Medical marijuana is legal in 23 states across the country. All but one of those states allows for that marijuana to be consumed by smoking it (The exception is New York state).
The FSA released what it is calling its “core legislative principles” Tuesday — nine specific issues they are looking for in any future legislation that presumably would win their seal of approval. Their first requirement is that any medical marijuana must not be smoked. “You don’t smoke medicine,” the Pinellas Sheriff told reporters in person in Tallahassee and those listening across the state via conference call. “You can ingest it. You can absorb it. That gets the necessary relief that people need from THC,” alluding to oils and/or vapors.
The sheriffs vote was 38-2 against the Brandes bill.
“This legislation is meant to be a start to the conversation on medicinal marijuana, and I look forward to working with the sheriffs on their concerns,” Brandes said in a statement released Tuesday afternoon. “I have always been committed to working with our law enforcement community to ensure that we carefully review this important public policy.

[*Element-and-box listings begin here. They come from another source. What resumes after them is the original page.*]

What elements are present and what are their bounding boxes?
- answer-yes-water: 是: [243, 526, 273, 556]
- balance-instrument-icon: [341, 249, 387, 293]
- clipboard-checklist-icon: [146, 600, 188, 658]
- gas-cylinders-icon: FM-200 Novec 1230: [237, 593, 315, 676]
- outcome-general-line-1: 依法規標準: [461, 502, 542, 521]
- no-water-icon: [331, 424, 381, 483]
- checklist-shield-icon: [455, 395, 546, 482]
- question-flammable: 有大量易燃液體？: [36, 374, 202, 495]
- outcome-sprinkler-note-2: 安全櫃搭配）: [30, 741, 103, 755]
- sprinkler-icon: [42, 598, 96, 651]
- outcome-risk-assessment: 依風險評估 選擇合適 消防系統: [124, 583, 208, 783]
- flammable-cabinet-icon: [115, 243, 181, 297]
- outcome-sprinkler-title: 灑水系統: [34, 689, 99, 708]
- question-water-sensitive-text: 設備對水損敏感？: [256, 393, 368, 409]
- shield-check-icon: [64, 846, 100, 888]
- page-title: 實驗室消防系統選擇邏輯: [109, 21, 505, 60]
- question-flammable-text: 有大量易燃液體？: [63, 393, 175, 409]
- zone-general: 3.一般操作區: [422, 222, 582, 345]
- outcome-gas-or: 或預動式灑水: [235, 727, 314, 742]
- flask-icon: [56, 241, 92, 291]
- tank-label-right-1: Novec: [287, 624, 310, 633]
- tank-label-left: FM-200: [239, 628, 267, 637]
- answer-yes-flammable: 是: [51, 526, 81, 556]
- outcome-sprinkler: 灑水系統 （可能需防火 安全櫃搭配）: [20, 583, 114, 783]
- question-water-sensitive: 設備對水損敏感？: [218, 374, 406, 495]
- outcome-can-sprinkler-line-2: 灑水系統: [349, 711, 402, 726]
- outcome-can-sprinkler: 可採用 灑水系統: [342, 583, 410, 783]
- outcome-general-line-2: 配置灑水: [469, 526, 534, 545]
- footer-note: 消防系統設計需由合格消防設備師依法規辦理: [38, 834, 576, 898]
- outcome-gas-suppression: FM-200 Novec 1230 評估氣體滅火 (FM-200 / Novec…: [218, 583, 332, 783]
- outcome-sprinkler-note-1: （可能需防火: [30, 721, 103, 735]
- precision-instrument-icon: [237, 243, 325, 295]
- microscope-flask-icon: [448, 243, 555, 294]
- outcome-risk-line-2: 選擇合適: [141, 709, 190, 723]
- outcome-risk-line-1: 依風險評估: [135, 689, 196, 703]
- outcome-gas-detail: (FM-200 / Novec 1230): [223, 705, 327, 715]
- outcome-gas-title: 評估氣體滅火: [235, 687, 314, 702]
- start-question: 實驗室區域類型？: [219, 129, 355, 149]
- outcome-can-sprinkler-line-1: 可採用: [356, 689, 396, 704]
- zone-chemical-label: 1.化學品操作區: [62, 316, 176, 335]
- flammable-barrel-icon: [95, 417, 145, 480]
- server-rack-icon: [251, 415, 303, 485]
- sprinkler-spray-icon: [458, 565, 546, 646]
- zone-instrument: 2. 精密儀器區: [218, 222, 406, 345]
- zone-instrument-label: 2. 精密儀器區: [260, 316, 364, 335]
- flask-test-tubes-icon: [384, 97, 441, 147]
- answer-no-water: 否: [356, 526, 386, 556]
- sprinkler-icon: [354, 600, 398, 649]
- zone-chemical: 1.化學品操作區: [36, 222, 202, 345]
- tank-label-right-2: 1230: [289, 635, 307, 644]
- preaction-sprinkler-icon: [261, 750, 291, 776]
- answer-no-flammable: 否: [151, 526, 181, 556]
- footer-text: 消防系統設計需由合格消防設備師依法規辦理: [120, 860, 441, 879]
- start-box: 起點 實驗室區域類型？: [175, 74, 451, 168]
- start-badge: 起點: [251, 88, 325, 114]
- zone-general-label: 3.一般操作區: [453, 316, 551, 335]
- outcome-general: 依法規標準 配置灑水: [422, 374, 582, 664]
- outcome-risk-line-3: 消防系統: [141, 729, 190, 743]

As we continue to move this bill forward, I am confident that we will reach a compromise that balances the needs of public safety with the needs of Florida patients.”
Ben Pollara, executive director with United for Care, the group that advocated for Amendment 2 last year and is already working on getting the measure back on the 2016 ballot, was disappointed but still optimistic upon hearing about the vote. “Looking at it through the lens where the sheriffs have landed on this in the past, I think it’s a hugely positive development and shows that they’re not going to be in a position of just lockstep opposition that they were during the campaign,” he said.
“Nobody sits around on a Saturday night with the strobe lights going and the party music going on and says, ‘let’s rub this oil on my wrist.’ They want to smoke it. It has social value to it,” Gualtieri said, repeating his argument of the past year about how both Amendment 2 and the Brandes bill invite recreational use. “They’ll say that it’s the easiest way to absorb it, and the fastest way to absorb it. Well, there are other ways.”
Not nearly so rapidly, though. A study conducted by the New York State Psychiatric Institute released in 2013 found that Marinol acts considerably slower, taking an average of an hour to an hour-and-a-half to reach its peak. Conversely, the full effects of smoking marijuana were experienced within 15 minutes.
Last week Gualtieri said that he supported Brandes’ proposal, saying the wording of the bill made all the difference. He wasn’t asked about that reversal during the news conference. Reporters listening in via a conference call were not allowed to ask questions over the phone.
Both sheriffs sounded somewhat defensive in announcing their opposition, stressing that there were components of the Brandes bill that they did like, such as the fact that local jurisdictions could reject the law. Shoar insisted that “no sheriff who would stand in the way of trying to help somebody ease their burden.”